From now on, Shabaash Mithu has nothing more to say. I found myself trying to find my way back into the movie. Even worse is the climactic World Cup montage, which ranks among the laziest and most unimaginative closing sequences of any sports film in recent memory. A blurry, bloated, looping reel made up of footage of actual matches with actors entered by CGI. After a while it becomes a hypnotic looping rhythm: TV footage – goal taken – reaction filmed by one of the actors. Rinse and repeat. I couldn’t even tell how much time had passed.

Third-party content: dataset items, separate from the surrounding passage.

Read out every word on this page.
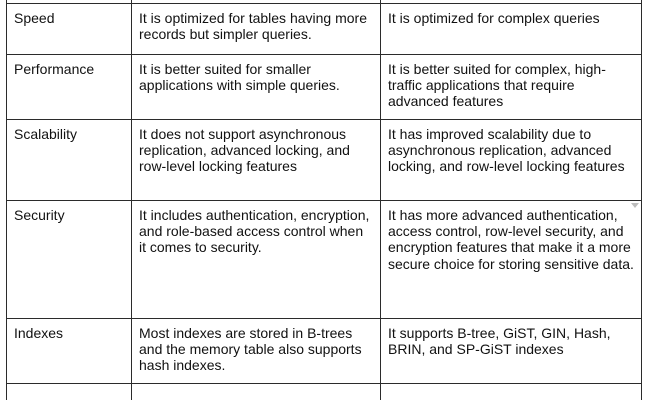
Speed	It is optimized for tables having more records but simpler queries.	It is optimized for complex queries

Performance	It is better suited for smaller applications with simple queries.	It is better suited for complex, high-traffic applications that require advanced features

Scalability	It does not support asynchronous replication, advanced locking, and row-level locking features	It has improved scalability due to asynchronous replication, advanced locking, and row-level locking features

Security	It includes authentication, encryption, and role-based access control when it comes to security.	It has more advanced authentication, access control, row-level security, and encryption features that make it a more secure choice for storing sensitive data.

Indexes	Most indexes are stored in B-trees and the memory table also supports hash indexes.	It supports B-tree, GiST, GIN, Hash, BRIN, and SP-GiST indexes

Not to mention all the inevitable cringe-inducing scenes along the way – a journalist asks Mithali who her favorite male cricketer is at a press conference, an uncle at a sports bar asks the bartender to change the channel because who wants to watch Indian cricket, and so on. Why do sports dramas feel the need to invent villains, especially here where there are no shortage of obstacles in the way of female cricketers? In this case, it is Mithali’s former teammate-turned-coach Sukumari who is determined to sabotage Mithali’s career through the film. Shabaash Mithu is also said to be set in a span of 20 years, but you barely feel the passage of time with the impressively lazy work of an aging Taapsee and the wider cast. Especially her mother (Devadarshini) remains the same.

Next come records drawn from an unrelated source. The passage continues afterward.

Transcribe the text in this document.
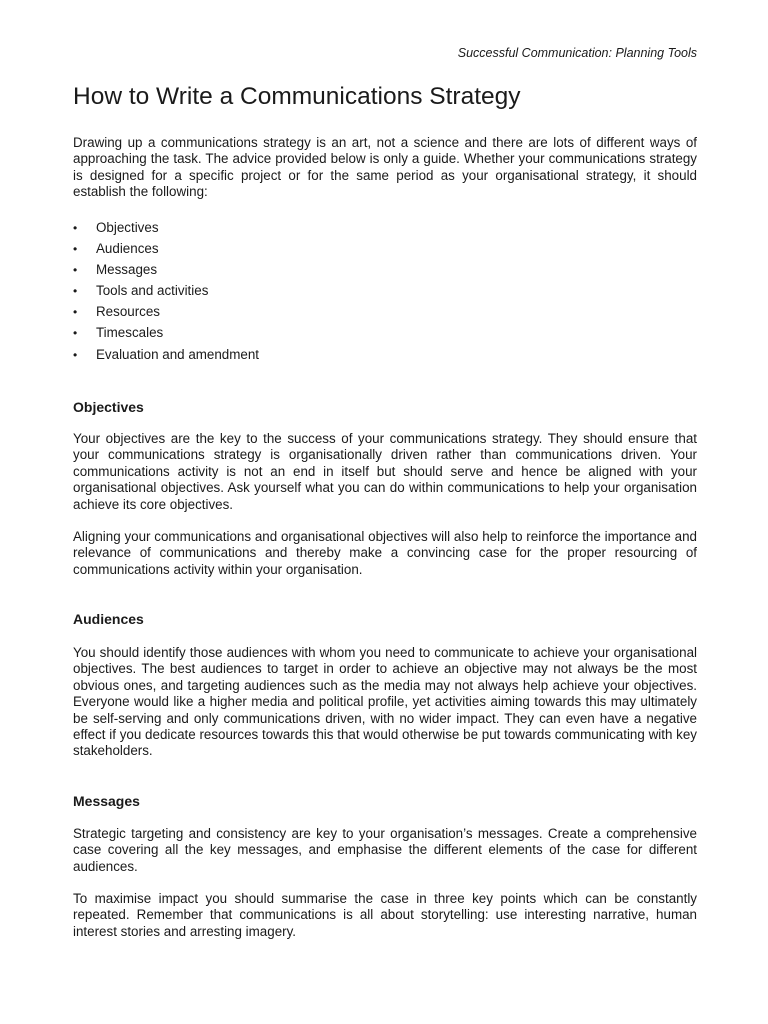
Successful Communication: Planning Tools
How to Write a Communications Strategy

Drawing up a communications strategy is an art, not a science and there are lots of different ways of approaching the task. The advice provided below is only a guide. Whether your communications strategy is designed for a specific project or for the same period as your organisational strategy, it should establish the following:

• Objectives
• Audiences
• Messages
• Tools and activities
• Resources
• Timescales
• Evaluation and amendment
Objectives

Your objectives are the key to the success of your communications strategy. They should ensure that your communications strategy is organisationally driven rather than communications driven. Your communications activity is not an end in itself but should serve and hence be aligned with your organisational objectives. Ask yourself what you can do within communications to help your organisation achieve its core objectives.

Aligning your communications and organisational objectives will also help to reinforce the importance and relevance of communications and thereby make a convincing case for the proper resourcing of communications activity within your organisation.

Audiences

You should identify those audiences with whom you need to communicate to achieve your organisational objectives. The best audiences to target in order to achieve an objective may not always be the most obvious ones, and targeting audiences such as the media may not always help achieve your objectives. Everyone would like a higher media and political profile, yet activities aiming towards this may ultimately be self-serving and only communications driven, with no wider impact. They can even have a negative effect if you dedicate resources towards this that would otherwise be put towards communicating with key stakeholders.

Messages

Strategic targeting and consistency are key to your organisation’s messages. Create a comprehensive case covering all the key messages, and emphasise the different elements of the case for different audiences.

To maximise impact you should summarise the case in three key points which can be constantly repeated. Remember that communications is all about storytelling: use interesting narrative, human interest stories and arresting imagery.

But for all its harshness, it’s a film that gave me a sense of journey. During the final moments of Shabaas Mithu, we see Mithali and her team mobbed by a horde of young girls begging for their autographs to Amit Trivedi’s mellow Hindustan Meri Jaan hymns. It’s manipulative and conventional, but I was overcome by every moment of it. Athletes and successful people finally recognized. Finally seen.